Belloc and Chesterton drew their initial inspiration for these matters from the 1891 Papal encyclical Rerum Novarum, in which Pope Leo XIII examined the growing “social question.” In this new age, Leo observed, liberal or capitalist economies saw ever more property being concentrated in ever fewer hands, along with a surging number of families left trapped in a new form of poverty—what Belloc later called “the servile state.”

The solution to this crisis offered in Rerum Novarum was that the law “should favor ownership [of land and homestead], and its policy should be to induce as many as possible of the people to become owners.” It was in this way that “the gulf between vast wealth and sheer poverty [might] be bridged over.” The means to this end included land reform that transformed tenants into farm owners, the promotion of productive homesteads, limits on retail chain stores, the decentralization of industry, and worker participation in the ownership and control of necessarily big enterprises.

This task, Agar explained, was as much a moral challenge as a political and economic one. Where contemporary Liberalism tried to find some way to reconcile restricted ownership with political freedom, without any prospect for success, this new Conservatism “offers risks and responsibilities rather than bread and circuses.” The instinctive desire for property ownership was still alive in America, Agar argued; “it is the task for conservatives to foster it.”

Enough for now. But so far the argument limps badly, too idealistic, bordering on if not melting into utopianism and in any event a general guide pointing a largely agreed-on goal — agreed on by non-socialists anyhow.

The “as much a moral challenge as a political and economic one” part raises a flag, to be sure, in that it’s looking for a degree of morality that probably is more than a nation can expect form most of its citizens. 

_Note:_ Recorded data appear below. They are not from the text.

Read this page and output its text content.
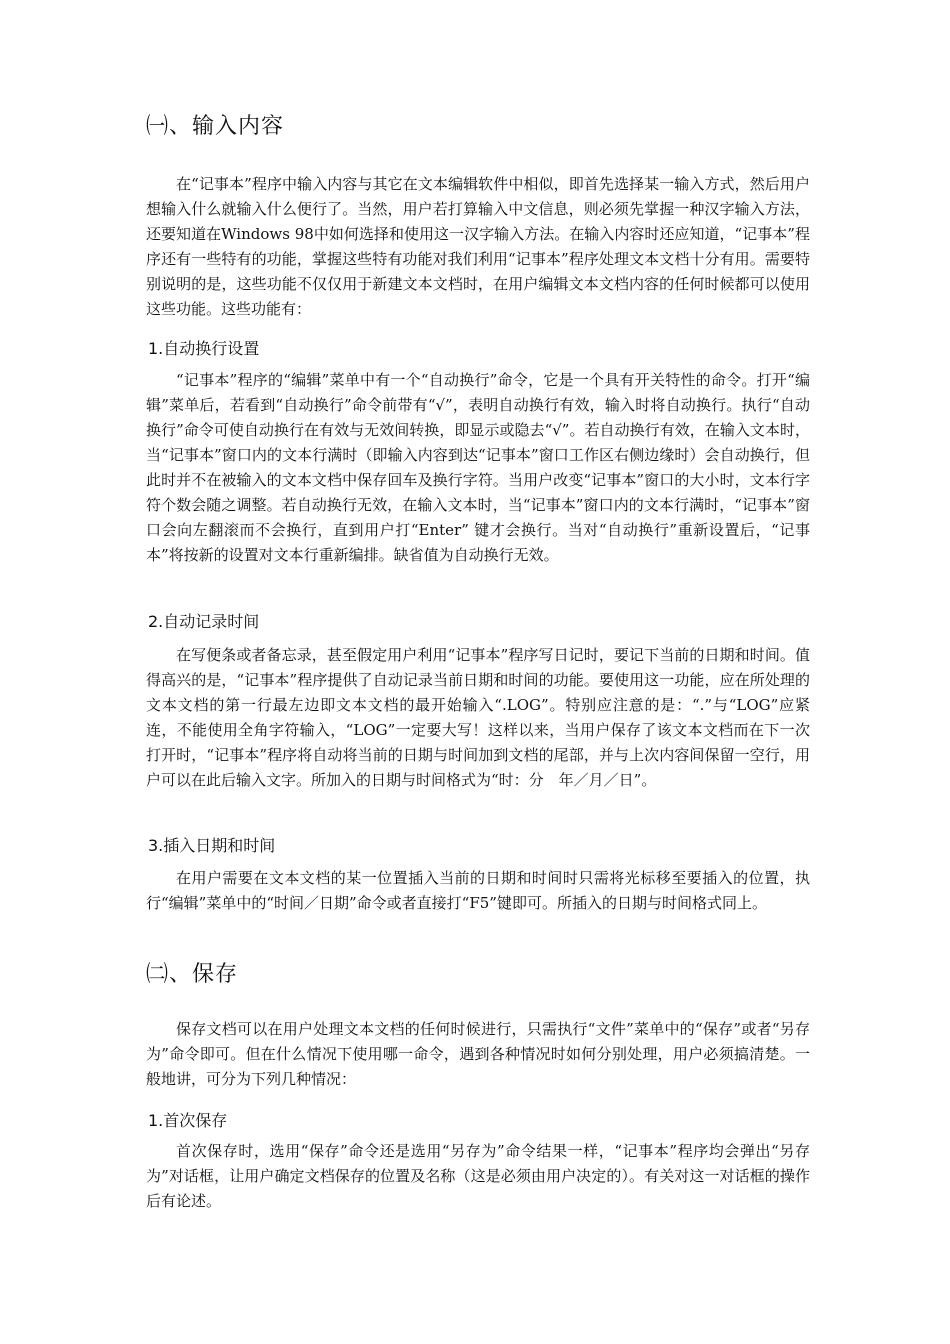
㈠、输入内容

在“记事本”程序中输入内容与其它在文本编辑软件中相似，即首先选择某一输入方式，然后用户想输入什么就输入什么便行了。当然，用户若打算输入中文信息，则必须先掌握一种汉字输入方法，还要知道在Windows 98中如何选择和使用这一汉字输入方法。在输入内容时还应知道，“记事本”程序还有一些特有的功能，掌握这些特有功能对我们利用“记事本”程序处理文本文档十分有用。需要特别说明的是，这些功能不仅仅用于新建文本文档时，在用户编辑文本文档内容的任何时候都可以使用这些功能。这些功能有：

1.自动换行设置

“记事本”程序的“编辑”菜单中有一个“自动换行”命令，它是一个具有开关特性的命令。打开“编辑”菜单后，若看到“自动换行”命令前带有“√”，表明自动换行有效，输入时将自动换行。执行“自动换行”命令可使自动换行在有效与无效间转换，即显示或隐去“√”。若自动换行有效，在输入文本时，当“记事本”窗口内的文本行满时（即输入内容到达“记事本”窗口工作区右侧边缘时）会自动换行，但此时并不在被输入的文本文档中保存回车及换行字符。当用户改变“记事本”窗口的大小时，文本行字符个数会随之调整。若自动换行无效，在输入文本时，当“记事本”窗口内的文本行满时，“记事本”窗口会向左翻滚而不会换行，直到用户打“Enter” 键才会换行。当对“自动换行”重新设置后，“记事本”将按新的设置对文本行重新编排。缺省值为自动换行无效。

2.自动记录时间

在写便条或者备忘录，甚至假定用户利用“记事本”程序写日记时，要记下当前的日期和时间。值得高兴的是，“记事本”程序提供了自动记录当前日期和时间的功能。要使用这一功能，应在所处理的文本文档的第一行最左边即文本文档的最开始输入“.LOG”。特别应注意的是：“.”与“LOG”应紧连，不能使用全角字符输入，“LOG”一定要大写！这样以来，当用户保存了该文本文档而在下一次打开时，“记事本”程序将自动将当前的日期与时间加到文档的尾部，并与上次内容间保留一空行，用户可以在此后输入文字。所加入的日期与时间格式为“时：分　年／月／日”。

3.插入日期和时间

在用户需要在文本文档的某一位置插入当前的日期和时间时只需将光标移至要插入的位置，执行“编辑”菜单中的“时间／日期”命令或者直接打“F5”键即可。所插入的日期与时间格式同上。

㈡、保存

保存文档可以在用户处理文本文档的任何时候进行，只需执行“文件”菜单中的“保存”或者“另存为”命令即可。但在什么情况下使用哪一命令，遇到各种情况时如何分别处理，用户必须搞清楚。一般地讲，可分为下列几种情况：

1.首次保存

首次保存时，选用“保存”命令还是选用“另存为”命令结果一样，“记事本”程序均会弹出“另存为”对话框，让用户确定文档保存的位置及名称（这是必须由用户决定的）。有关对这一对话框的操作后有论述。
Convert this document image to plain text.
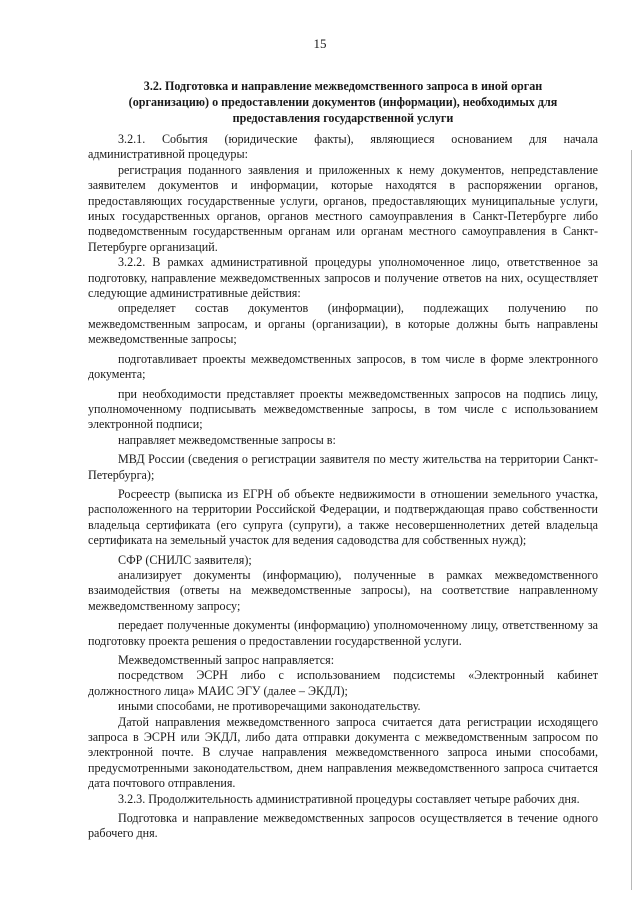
15
3.2. Подготовка и направление межведомственного запроса в иной орган (организацию) о предоставлении документов (информации), необходимых для предоставления государственной услуги

3.2.1. События (юридические факты), являющиеся основанием для начала административной процедуры:

регистрация поданного заявления и приложенных к нему документов, непредставление заявителем документов и информации, которые находятся в распоряжении органов, предоставляющих государственные услуги, органов, предоставляющих муниципальные услуги, иных государственных органов, органов местного самоуправления в Санкт-Петербурге либо подведомственным государственным органам или органам местного самоуправления в Санкт-Петербурге организаций.

3.2.2. В рамках административной процедуры уполномоченное лицо, ответственное за подготовку, направление межведомственных запросов и получение ответов на них, осуществляет следующие административные действия:

определяет состав документов (информации), подлежащих получению по межведомственным запросам, и органы (организации), в которые должны быть направлены межведомственные запросы;

подготавливает проекты межведомственных запросов, в том числе в форме электронного документа;

при необходимости представляет проекты межведомственных запросов на подпись лицу, уполномоченному подписывать межведомственные запросы, в том числе с использованием электронной подписи;

направляет межведомственные запросы в:

МВД России (сведения о регистрации заявителя по месту жительства на территории Санкт-Петербурга);

Росреестр (выписка из ЕГРН об объекте недвижимости в отношении земельного участка, расположенного на территории Российской Федерации, и подтверждающая право собственности владельца сертификата (его супруга (супруги), а также несовершеннолетних детей владельца сертификата на земельный участок для ведения садоводства для собственных нужд);

СФР (СНИЛС заявителя);

анализирует документы (информацию), полученные в рамках межведомственного взаимодействия (ответы на межведомственные запросы), на соответствие направленному межведомственному запросу;

передает полученные документы (информацию) уполномоченному лицу, ответственному за подготовку проекта решения о предоставлении государственной услуги.

Межведомственный запрос направляется:

посредством ЭСРН либо с использованием подсистемы «Электронный кабинет должностного лица» МАИС ЭГУ (далее – ЭКДЛ);

иными способами, не противоречащими законодательству.

Датой направления межведомственного запроса считается дата регистрации исходящего запроса в ЭСРН или ЭКДЛ, либо дата отправки документа с межведомственным запросом по электронной почте. В случае направления межведомственного запроса иными способами, предусмотренными законодательством, днем направления межведомственного запроса считается дата почтового отправления.

3.2.3. Продолжительность административной процедуры составляет четыре рабочих дня.

Подготовка и направление межведомственных запросов осуществляется в течение одного рабочего дня.
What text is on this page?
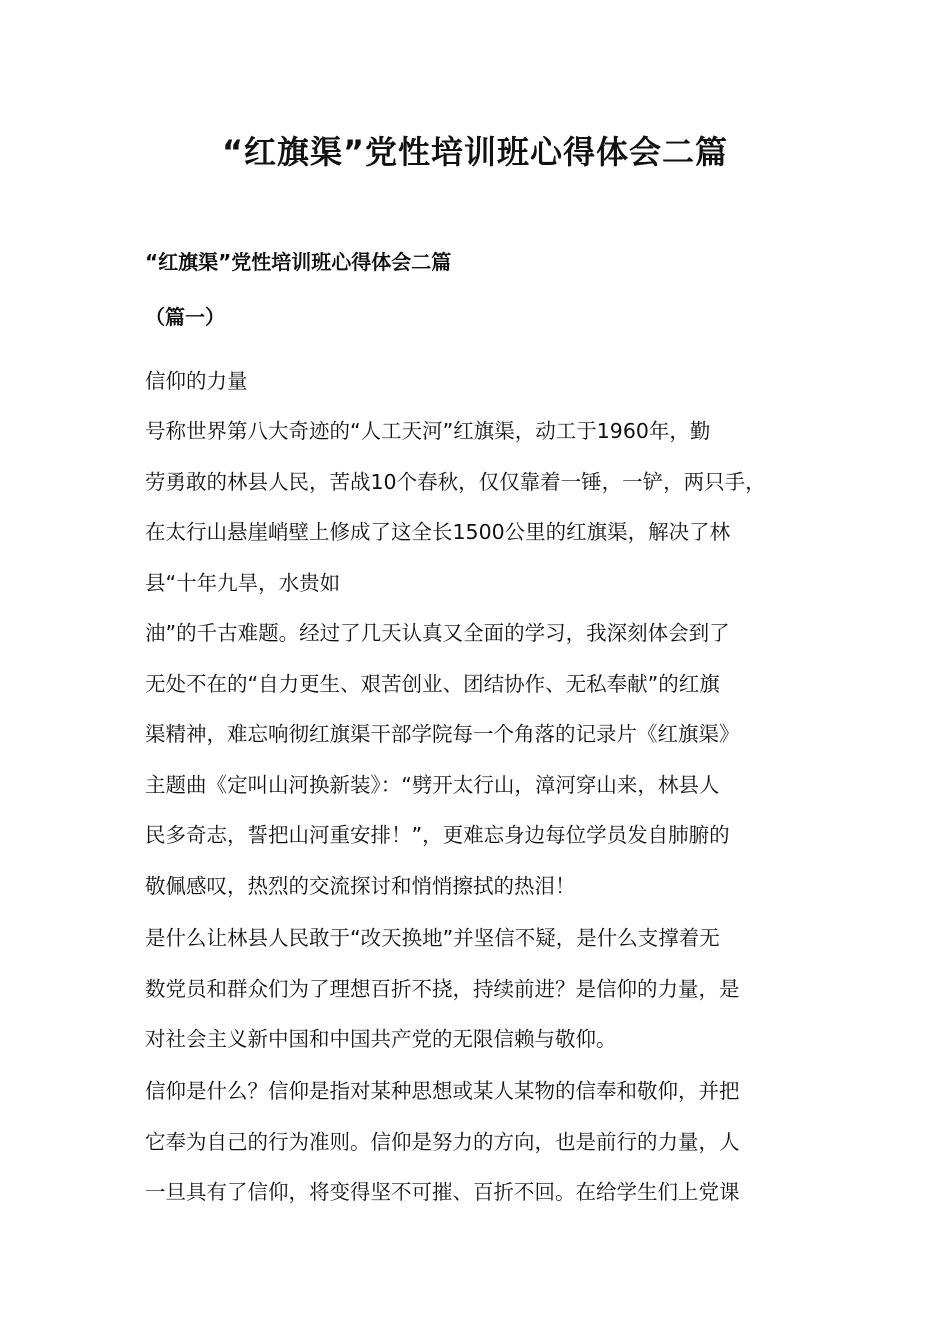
“红旗渠”党性培训班心得体会二篇
“红旗渠”党性培训班心得体会二篇
（篇一）
信仰的力量
号称世界第八大奇迹的“人工天河”红旗渠，动工于1960年，勤
劳勇敢的林县人民，苦战10个春秋，仅仅靠着一锤，一铲，两只手，
在太行山悬崖峭壁上修成了这全长1500公里的红旗渠，解决了林
县“十年九旱，水贵如
油”的千古难题。经过了几天认真又全面的学习，我深刻体会到了
无处不在的“自力更生、艰苦创业、团结协作、无私奉献”的红旗
渠精神，难忘响彻红旗渠干部学院每一个角落的记录片《红旗渠》
主题曲《定叫山河换新装》：“劈开太行山，漳河穿山来，林县人
民多奇志，誓把山河重安排！”，更难忘身边每位学员发自肺腑的
敬佩感叹，热烈的交流探讨和悄悄擦拭的热泪！
是什么让林县人民敢于“改天换地”并坚信不疑，是什么支撑着无
数党员和群众们为了理想百折不挠，持续前进？是信仰的力量，是
对社会主义新中国和中国共产党的无限信赖与敬仰。
信仰是什么？信仰是指对某种思想或某人某物的信奉和敬仰，并把
它奉为自己的行为准则。信仰是努力的方向，也是前行的力量，人
一旦具有了信仰，将变得坚不可摧、百折不回。在给学生们上党课
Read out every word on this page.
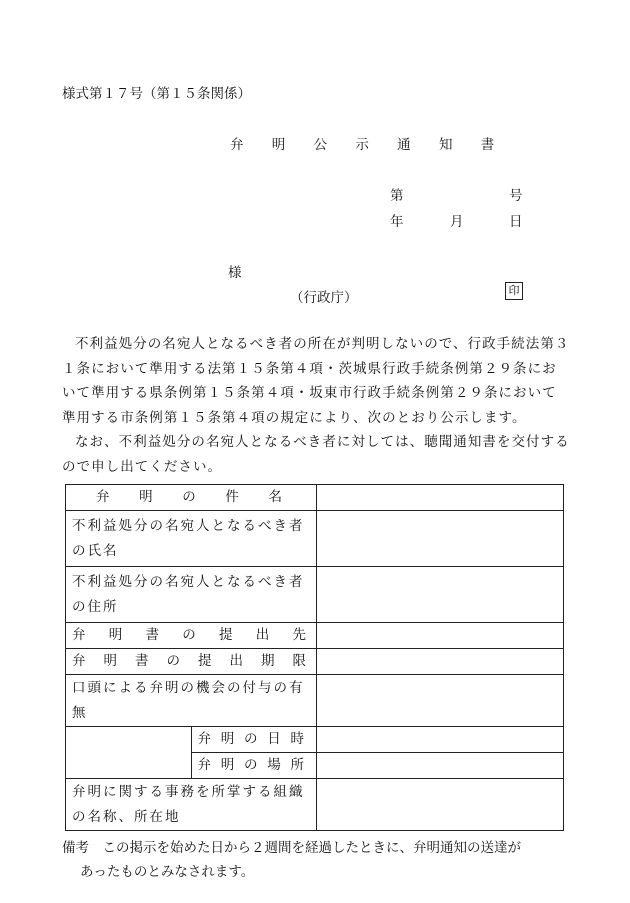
様式第１７号（第１５条関係）
弁 明 公 示 通 知 書
第	号
年	月	日
様
（行政庁）	印

不利益処分の名宛人となるべき者の所在が判明しないので、行政手続法第３１条において準用する法第１５条第４項・茨城県行政手続条例第２９条において準用する県条例第１５条第４項・坂東市行政手続条例第２９条において準用する市条例第１５条第４項の規定により、次のとおり公示します。

なお、不利益処分の名宛人となるべき者に対しては、聴聞通知書を交付するので申し出てください。

弁明の件名		
不利益処分の名宛人となるべき者の氏名		
不利益処分の名宛人となるべき者の住所		
弁明書の提出先		
弁明書の提出期限		
口頭による弁明の機会の付与の有無		
	弁明の日時	
	弁明の場所	
弁明に関する事務を所掌する組織の名称、所在地		
備考　この掲示を始めた日から２週間を経過したときに、弁明通知の送達が
あったものとみなされます。
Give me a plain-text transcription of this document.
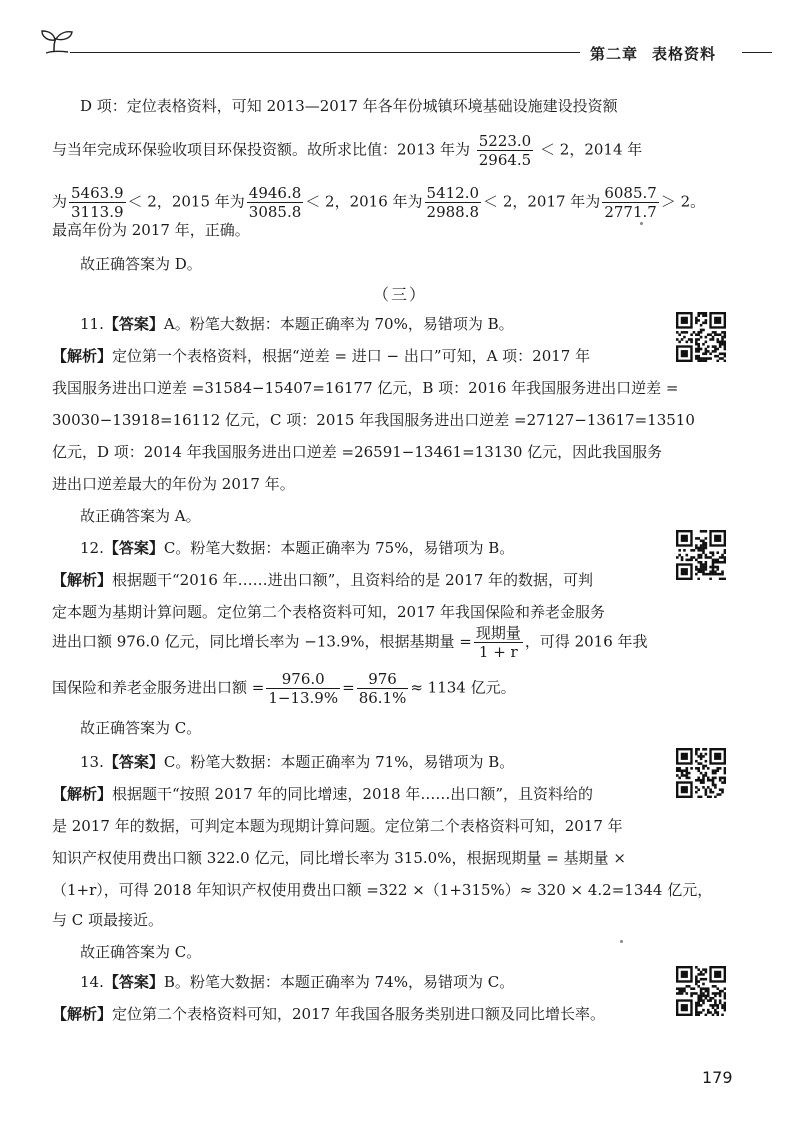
第二章 表格资料
D 项：定位表格资料，可知 2013—2017 年各年份城镇环境基础设施建设投资额
与当年完成环保验收项目环保投资额。故所求比值：2013 年为 $\frac{5223.0}{2964.5} < 2$，2014 年
为 $\frac{5463.9}{3113.9} < 2$，2015 年为 $\frac{4946.8}{3085.8} < 2$，2016 年为 $\frac{5412.0}{2988.8} < 2$，2017 年为 $\frac{6085.7}{2771.7} > 2$。
最高年份为 2017 年，正确。
故正确答案为 D。
（三）
11.【答案】A。粉笔大数据：本题正确率为 70%，易错项为 B。
【解析】定位第一个表格资料，根据“逆差 = 进口 − 出口”可知，A 项：2017 年
我国服务进出口逆差 =31584−15407=16177 亿元，B 项：2016 年我国服务进出口逆差 =
30030−13918=16112 亿元，C 项：2015 年我国服务进出口逆差 =27127−13617=13510
亿元，D 项：2014 年我国服务进出口逆差 =26591−13461=13130 亿元，因此我国服务
进出口逆差最大的年份为 2017 年。
故正确答案为 A。
12.【答案】C。粉笔大数据：本题正确率为 75%，易错项为 B。
【解析】根据题干“2016 年……进出口额”，且资料给的是 2017 年的数据，可判
定本题为基期计算问题。定位第二个表格资料可知，2017 年我国保险和养老金服务
进出口额 976.0 亿元，同比增长率为 −13.9%，根据基期量 = $\frac{\text{现期量}}{1 + r}$ ，可得 2016 年我
国保险和养老金服务进出口额 = $\frac{976.0}{1-13.9\%} = \frac{976}{86.1\%} \approx 1134$ 亿元。
故正确答案为 C。
13.【答案】C。粉笔大数据：本题正确率为 71%，易错项为 B。
【解析】根据题干“按照 2017 年的同比增速，2018 年……出口额”，且资料给的
是 2017 年的数据，可判定本题为现期计算问题。定位第二个表格资料可知，2017 年
知识产权使用费出口额 322.0 亿元，同比增长率为 315.0%，根据现期量 = 基期量 ×
（1+r），可得 2018 年知识产权使用费出口额 =322 ×（1+315%）≈ 320 × 4.2=1344 亿元，
与 C 项最接近。
故正确答案为 C。
14.【答案】B。粉笔大数据：本题正确率为 74%，易错项为 C。
【解析】定位第二个表格资料可知，2017 年我国各服务类别进口额及同比增长率。
179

Mainly, however, the problem lies with the alleged preferential option (uh-uh) of Pope Leo for “land reform that transformed tenants into farm owners, the promotion of productive homesteads, limits on retail chain stores, the decentralization of industry, and worker participation in the ownership and control of necessarily big enterprises,” is a pretty fair description of New Deal and outright socialist options.

GK was a lovable man who fought a good fight for common sense and Christianity as a quite readable journalist and Belloc a more interesting but probably less lovable but immensely stimulating writer. As social philosophers, however, ah dunno.